Comms chips

Intel Hands Off to Cortina

Like a sports team cutting an aging superstar, Intel Corp. (Nasdaq: INTC) has made the long-awaited move to shed some of its communications business.

Privately held Cortina Systems Inc. , which has dabbled in various types of Ethernet and Sonet chips, purchased part of the Intel optical networking business for $115 million in a deal that closed Friday, Sept. 8, the companies announced this afternoon. (See Cortina Buys Intel Biz.)

Cortina will pick up Intel facilities in Folsom, Calif.; Raleigh, N.C.; and Asia. About 120 employees are affected by the deal, and "Cortina has extended offers to a significant number of them," an Intel spokesman says.

The acquisition is an ambitious step for Cortina, which had only 85 employees last year. To supplement its new lifestyle, the startup is getting a whopping $132 million, led by Canaan Partners , new investor Institutional Venture Partners , and Morgenthaler , and supplemented by Alloy Ventures , Bridgescale Partners, DCM - Doll Capital Management , Sofinnova Ventures Inc. , and Cortina's previous venture investors.

Significantly absent from the deal is Intel's network processor business. While this area would be a departure for Cortina, it would have given the startup a broader set of products for linecards. Intel's goal in amassing its communications business had been to supply all the major components of a linecard.

Likewise, Intel will continue to sell 10-Gbit/s transceiver modules, the fruits of its LightLogic acquisition in 2001. That's no surprise, as Cortina's brief history has been all about chips, not optics; moreover, Intel reportedly has a steady customer for the modules in Cisco Systems Inc. (Nasdaq: CSCO).

"We continue to be committed to the communications infrastructure space," the Intel spokesman says, citing increased acceptance among OEMs of off-the-shelf chips and standard structures such as the Advanced Telecom Computing Architecture (AdvancedTCA) .

Like everybody else in tech, Intel was captivated by the promise behind the dotcom bubble. Then-CEO Craig Barrett pegged communications as the future of Intel, kicking off a series of acquisitions such as Dialogic, which was recently sold off to Eicon Networks Corp. In 2000, the effort began to include optical networking. (See Intel Dumps Dialogic and Intel's 10-Gig Shopping Spree.)

Intel was hardly alone. Traditional telecom-chip companies, including Applied Micro Circuits Corp. (Nasdaq: AMCC), PMC-Sierra Inc. (Nasdaq: PMCS), and Vitesse Semiconductor Corp. (Nasdaq: VTSS), were buying big -- as were less obvious candidates like Broadcom Corp. (Nasdaq: BRCM). (See Broadcom Buys Its Way In.)
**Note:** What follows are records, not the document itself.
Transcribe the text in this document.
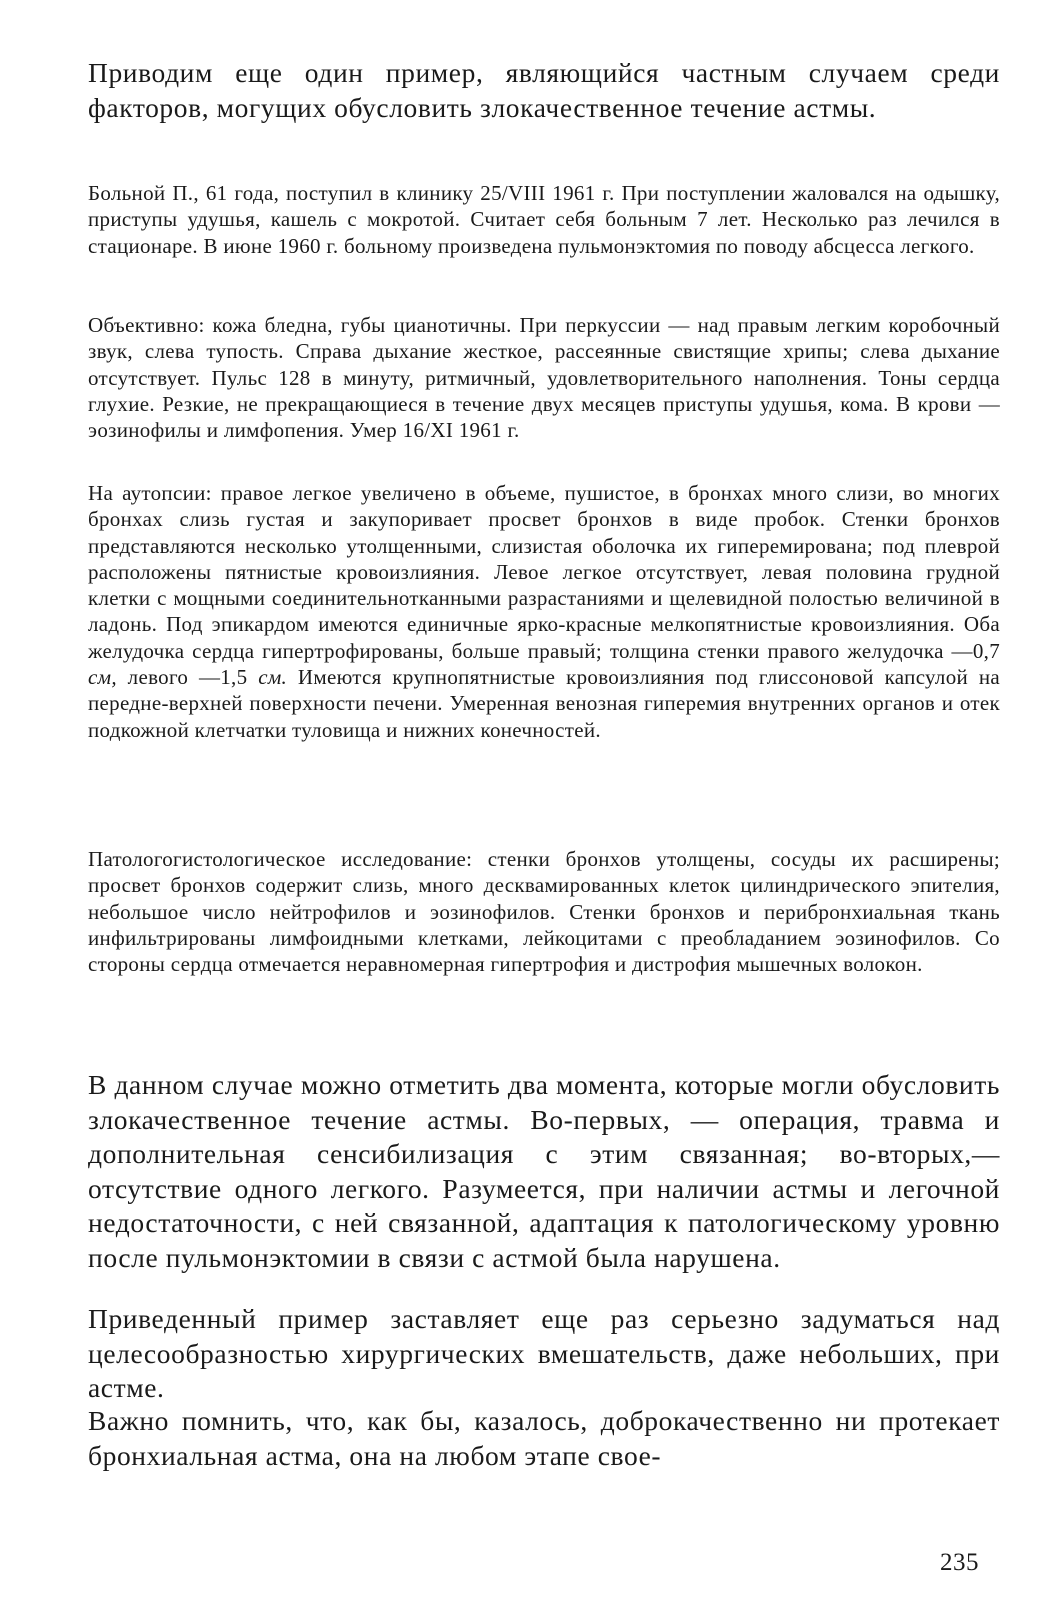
Приводим еще один пример, являющийся частным случаем среди факторов, могущих обусловить злокачественное течение астмы.

Больной П., 61 года, поступил в клинику 25/VIII 1961 г. При поступлении жаловался на одышку, приступы удушья, кашель с мокротой. Считает себя больным 7 лет. Несколько раз лечился в стационаре. В июне 1960 г. больному произведена пульмонэктомия по поводу абсцесса легкого.

Объективно: кожа бледна, губы цианотичны. При перкуссии — над правым легким коробочный звук, слева тупость. Справа дыхание жесткое, рассеянные свистящие хрипы; слева дыхание отсутствует. Пульс 128 в минуту, ритмичный, удовлетворительного наполнения. Тоны сердца глухие. Резкие, не прекращающиеся в течение двух месяцев приступы удушья, кома. В крови — эозинофилы и лимфопения. Умер 16/XI 1961 г.

На аутопсии: правое легкое увеличено в объеме, пушистое, в бронхах много слизи, во многих бронхах слизь густая и закупоривает просвет бронхов в виде пробок. Стенки бронхов представляются несколько утолщенными, слизистая оболочка их гиперемирована; под плеврой расположены пятнистые кровоизлияния. Левое легкое отсутствует, левая половина грудной клетки с мощными соединительнотканными разрастаниями и щелевидной полостью величиной в ладонь. Под эпикардом имеются единичные ярко-красные мелкопятнистые кровоизлияния. Оба желудочка сердца гипертрофированы, больше правый; толщина стенки правого желудочка —0,7 см, левого —1,5 см. Имеются крупнопятнистые кровоизлияния под глиссоновой капсулой на передне-верхней поверхности печени. Умеренная венозная гиперемия внутренних органов и отек подкожной клетчатки туловища и нижних конечностей.

Патологогистологическое исследование: стенки бронхов утолщены, сосуды их расширены; просвет бронхов содержит слизь, много десквамированных клеток цилиндрического эпителия, небольшое число нейтрофилов и эозинофилов. Стенки бронхов и перибронхиальная ткань инфильтрированы лимфоидными клетками, лейкоцитами с преобладанием эозинофилов. Со стороны сердца отмечается неравномерная гипертрофия и дистрофия мышечных волокон.

В данном случае можно отметить два момента, которые могли обусловить злокачественное течение астмы. Во-первых, — операция, травма и дополнительная сенсибилизация с этим связанная; во-вторых,— отсутствие одного легкого. Разумеется, при наличии астмы и легочной недостаточности, с ней связанной, адаптация к патологическому уровню после пульмонэктомии в связи с астмой была нарушена.

Приведенный пример заставляет еще раз серьезно задуматься над целесообразностью хирургических вмешательств, даже небольших, при астме.

Важно помнить, что, как бы, казалось, доброкачественно ни протекает бронхиальная астма, она на любом этапе свое-

235
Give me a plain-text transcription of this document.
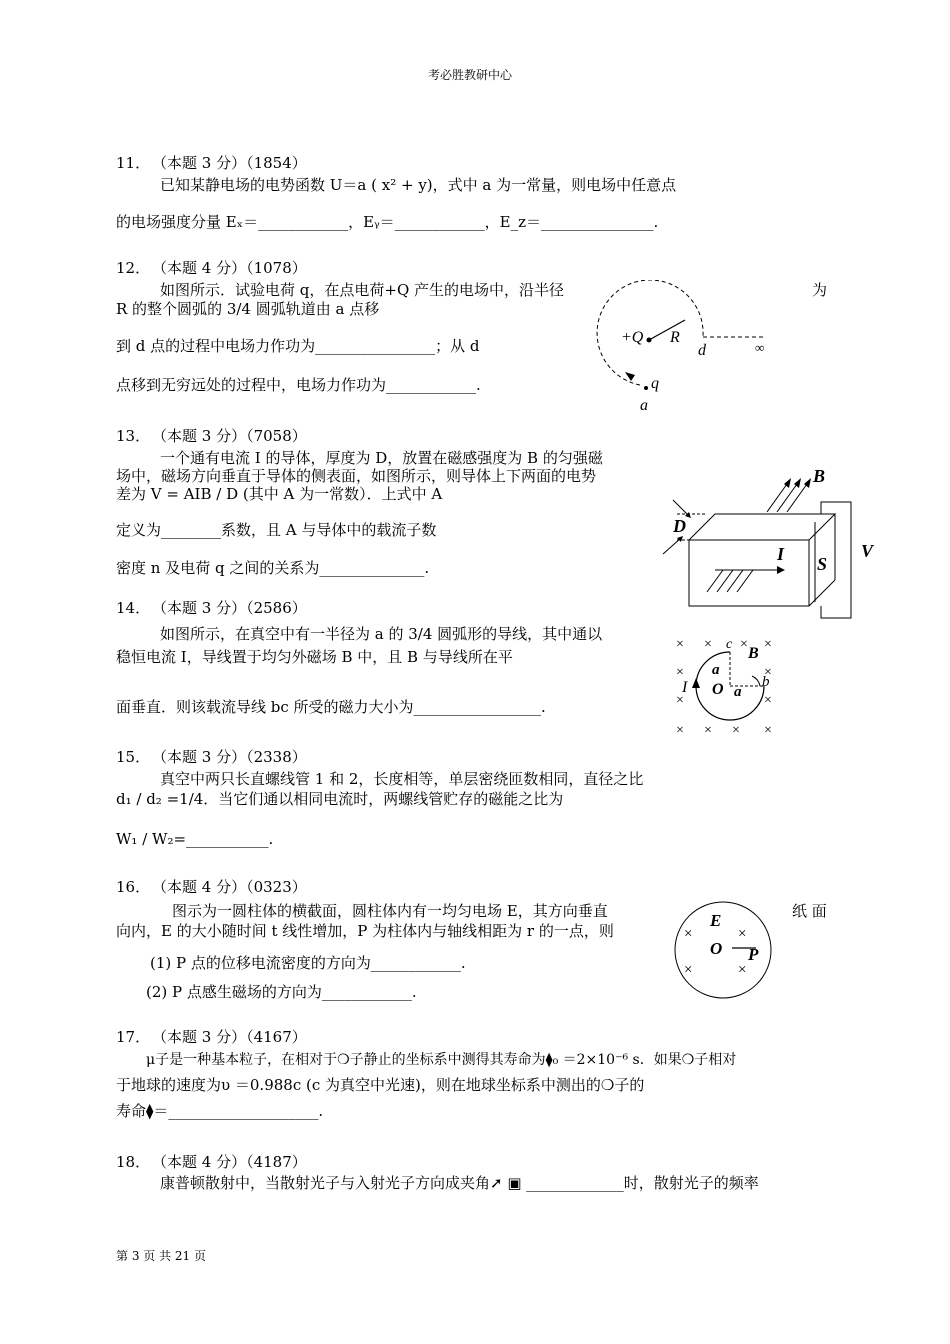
考必胜教研中心
11． （本题 3 分）（1854）
已知某静电场的电势函数 U＝a ( x² + y)，式中 a 为一常量，则电场中任意点
的电场强度分量 Eₓ＝____________，Eᵧ＝____________，E_z＝_______________.
12． （本题 4 分）（1078）
如图所示．试验电荷 q，在点电荷+Q 产生的电场中，沿半径	为
R 的整个圆弧的 3/4 圆弧轨道由 a 点移
到 d 点的过程中电场力作功为________________；从 d
点移到无穷远处的过程中，电场力作功为____________.
+Q R
d	∞
q
a
13． （本题 3 分）（7058）
一个通有电流 I 的导体，厚度为 D，放置在磁感强度为 B 的匀强磁
场中，磁场方向垂直于导体的侧表面，如图所示，则导体上下两面的电势
差为 V = AIB / D (其中 A 为一常数）．上式中 A
定义为________系数，且 A 与导体中的载流子数
密度 n 及电荷 q 之间的关系为______________.
B
D
I S
V
14． （本题 3 分）（2586）
如图所示，在真空中有一半径为 a 的 3/4 圆弧形的导线，其中通以
稳恒电流 I，导线置于均匀外磁场 B 中，且 B 与导线所在平
面垂直．则该载流导线 bc 所受的磁力大小为_________________.
× × × ×
×	×
×	×
× × × ×
c
B
a
O a
b
I
15． （本题 3 分）（2338）
真空中两只长直螺线管 1 和 2，长度相等，单层密绕匝数相同，直径之比
d₁ / d₂ =1/4．当它们通以相同电流时，两螺线管贮存的磁能之比为
W₁ / W₂=___________.
16． （本题 4 分）（0323）
图示为一圆柱体的横截面，圆柱体内有一均匀电场 E，其方向垂直	纸 面
向内，E 的大小随时间 t 线性增加，P 为柱体内与轴线相距为 r 的一点，则
(1) P 点的位移电流密度的方向为____________.
(2) P 点感生磁场的方向为____________.
×	×
×	×
E
O P
17． （本题 3 分）（4167）
μ子是一种基本粒子，在相对于❍子静止的坐标系中测得其寿命为⧫₀ ＝2×10⁻⁶ s．如果❍子相对
于地球的速度为υ ＝0.988c (c 为真空中光速)，则在地球坐标系中测出的❍子的
寿命⧫＝____________________.
18． （本题 4 分）（4187）
康普顿散射中，当散射光子与入射光子方向成夹角➚ ▣ _____________时，散射光子的频率
第 3 页 共 21 页
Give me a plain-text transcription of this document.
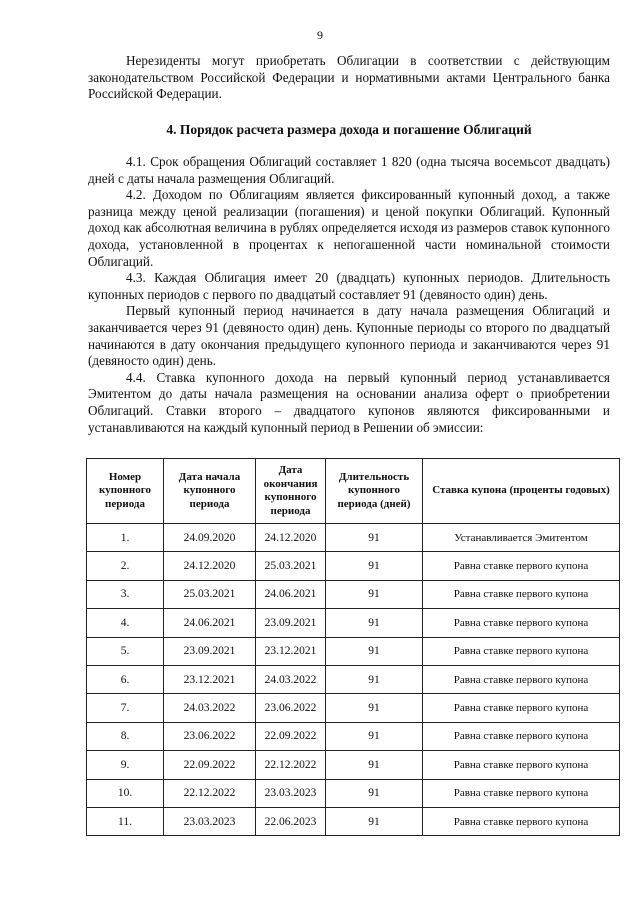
9

Нерезиденты могут приобретать Облигации в соответствии с действующим законодательством Российской Федерации и нормативными актами Центрального банка Российской Федерации.

4. Порядок расчета размера дохода и погашение Облигаций

4.1. Срок обращения Облигаций составляет 1 820 (одна тысяча восемьсот двадцать) дней с даты начала размещения Облигаций.

4.2. Доходом по Облигациям является фиксированный купонный доход, а также разница между ценой реализации (погашения) и ценой покупки Облигаций. Купонный доход как абсолютная величина в рублях определяется исходя из размеров ставок купонного дохода, установленной в процентах к непогашенной части номинальной стоимости Облигаций.

4.3. Каждая Облигация имеет 20 (двадцать) купонных периодов. Длительность купонных периодов с первого по двадцатый составляет 91 (девяносто один) день.

Первый купонный период начинается в дату начала размещения Облигаций и заканчивается через 91 (девяносто один) день. Купонные периоды со второго по двадцатый начинаются в дату окончания предыдущего купонного периода и заканчиваются через 91 (девяносто один) день.

4.4. Ставка купонного дохода на первый купонный период устанавливается Эмитентом до даты начала размещения на основании анализа оферт о приобретении Облигаций. Ставки второго – двадцатого купонов являются фиксированными и устанавливаются на каждый купонный период в Решении об эмиссии:

Номер купонного периода	Дата начала купонного периода	Дата окончания купонного периода	Длительность купонного периода (дней)	Ставка купона (проценты годовых)
1.	24.09.2020	24.12.2020	91	Устанавливается Эмитентом
2.	24.12.2020	25.03.2021	91	Равна ставке первого купона
3.	25.03.2021	24.06.2021	91	Равна ставке первого купона
4.	24.06.2021	23.09.2021	91	Равна ставке первого купона
5.	23.09.2021	23.12.2021	91	Равна ставке первого купона
6.	23.12.2021	24.03.2022	91	Равна ставке первого купона
7.	24.03.2022	23.06.2022	91	Равна ставке первого купона
8.	23.06.2022	22.09.2022	91	Равна ставке первого купона
9.	22.09.2022	22.12.2022	91	Равна ставке первого купона
10.	22.12.2022	23.03.2023	91	Равна ставке первого купона
11.	23.03.2023	22.06.2023	91	Равна ставке первого купона
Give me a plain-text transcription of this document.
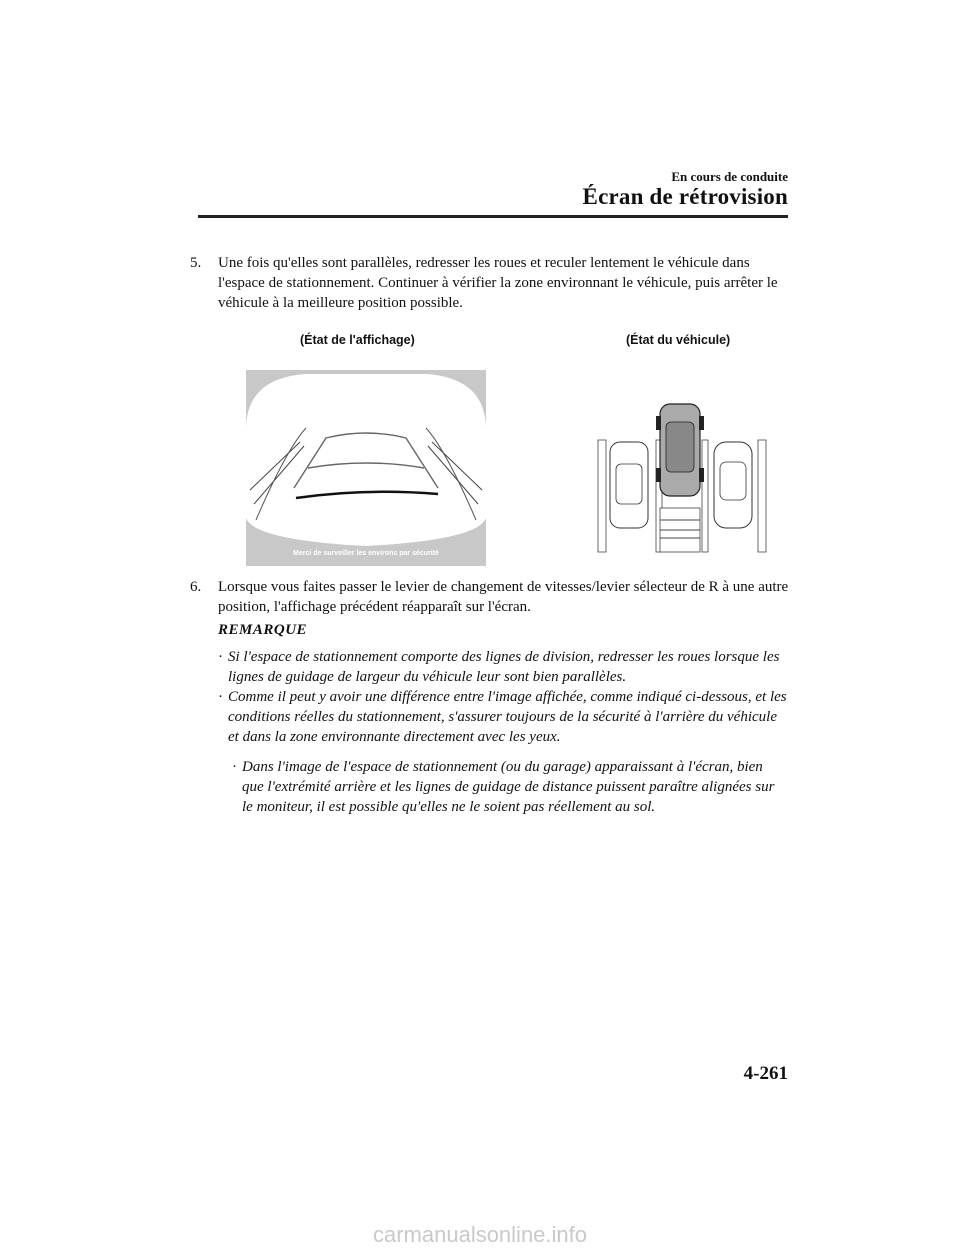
En cours de conduite
Écran de rétrovision
5. Une fois qu'elles sont parallèles, redresser les roues et reculer lentement le véhicule dans l'espace de stationnement. Continuer à vérifier la zone environnant le véhicule, puis arrêter le véhicule à la meilleure position possible.
(État de l'affichage)	(État du véhicule)
Merci de surveiller les environs par sécurité
6. Lorsque vous faites passer le levier de changement de vitesses/levier sélecteur de R à une autre position, l'affichage précédent réapparaît sur l'écran.
REMARQUE
· Si l'espace de stationnement comporte des lignes de division, redresser les roues lorsque les lignes de guidage de largeur du véhicule leur sont bien parallèles.
· Comme il peut y avoir une différence entre l'image affichée, comme indiqué ci-dessous, et les conditions réelles du stationnement, s'assurer toujours de la sécurité à l'arrière du véhicule et dans la zone environnante directement avec les yeux.
· Dans l'image de l'espace de stationnement (ou du garage) apparaissant à l'écran, bien que l'extrémité arrière et les lignes de guidage de distance puissent paraître alignées sur le moniteur, il est possible qu'elles ne le soient pas réellement au sol.
4-261
carmanualsonline.info
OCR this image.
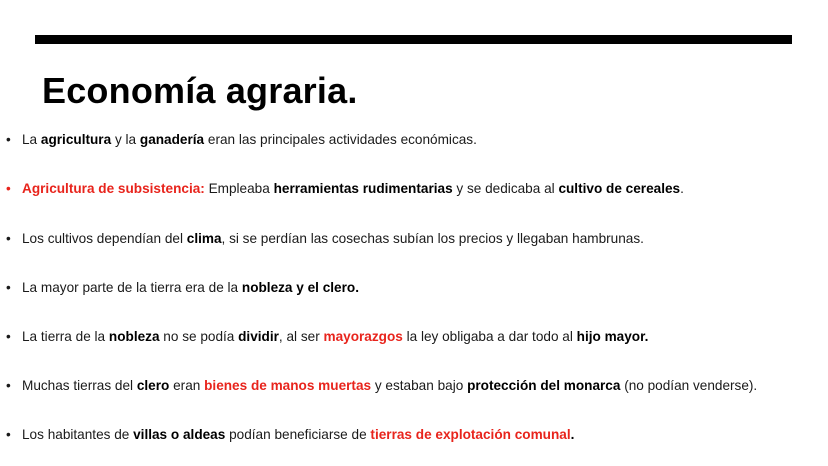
Economía agraria.
• La agricultura y la ganadería eran las principales actividades económicas.
• Agricultura de subsistencia: Empleaba herramientas rudimentarias y se dedicaba al cultivo de cereales.
• Los cultivos dependían del clima, si se perdían las cosechas subían los precios y llegaban hambrunas.
• La mayor parte de la tierra era de la nobleza y el clero.
• La tierra de la nobleza no se podía dividir, al ser mayorazgos la ley obligaba a dar todo al hijo mayor.
• Muchas tierras del clero eran bienes de manos muertas y estaban bajo protección del monarca (no podían venderse).
• Los habitantes de villas o aldeas podían beneficiarse de tierras de explotación comunal.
Speculation that Intel would sell its communications division ignited in April, when CEO Paul Otellini declared a 90-day soul-searching period to trim down Intel's ranks. Analysts have said, however, that products like network processors could still have a place in Intel's future. (See Will Intel Trash Telecom?)

Other Intel pieces trimmed include Dialogic and the XScale processor line, the latter being part of a $600 million sale of handset chips to Marvell Technology Group Ltd. (Nasdaq: MRVL). (See Marvell Takes a Bit of Intel.)

As for Cortina, its ambitions were beginning to show already. The company started out doing Resilient Packet Ring Technology chips but has expanded its reach into other types of Ethernet and Sonet/SDH chips. Cortina even picked up a traffic manager chip -- a cousin to network processors -- by acquiring Azanda last year. (See Cortina Releases Arsenal and Azanda Lands a Buyer.)

Separately, Cortina is working with Cisco on a 40-Gbit/s interface called Interlaken. (See Cortina, Cisco Team Up and Trio Builds Interface Chip.)

Intel shares climbed after the announcement but still finished at a loss, trading down 5 cents (0.3%) at $19.39 at press time.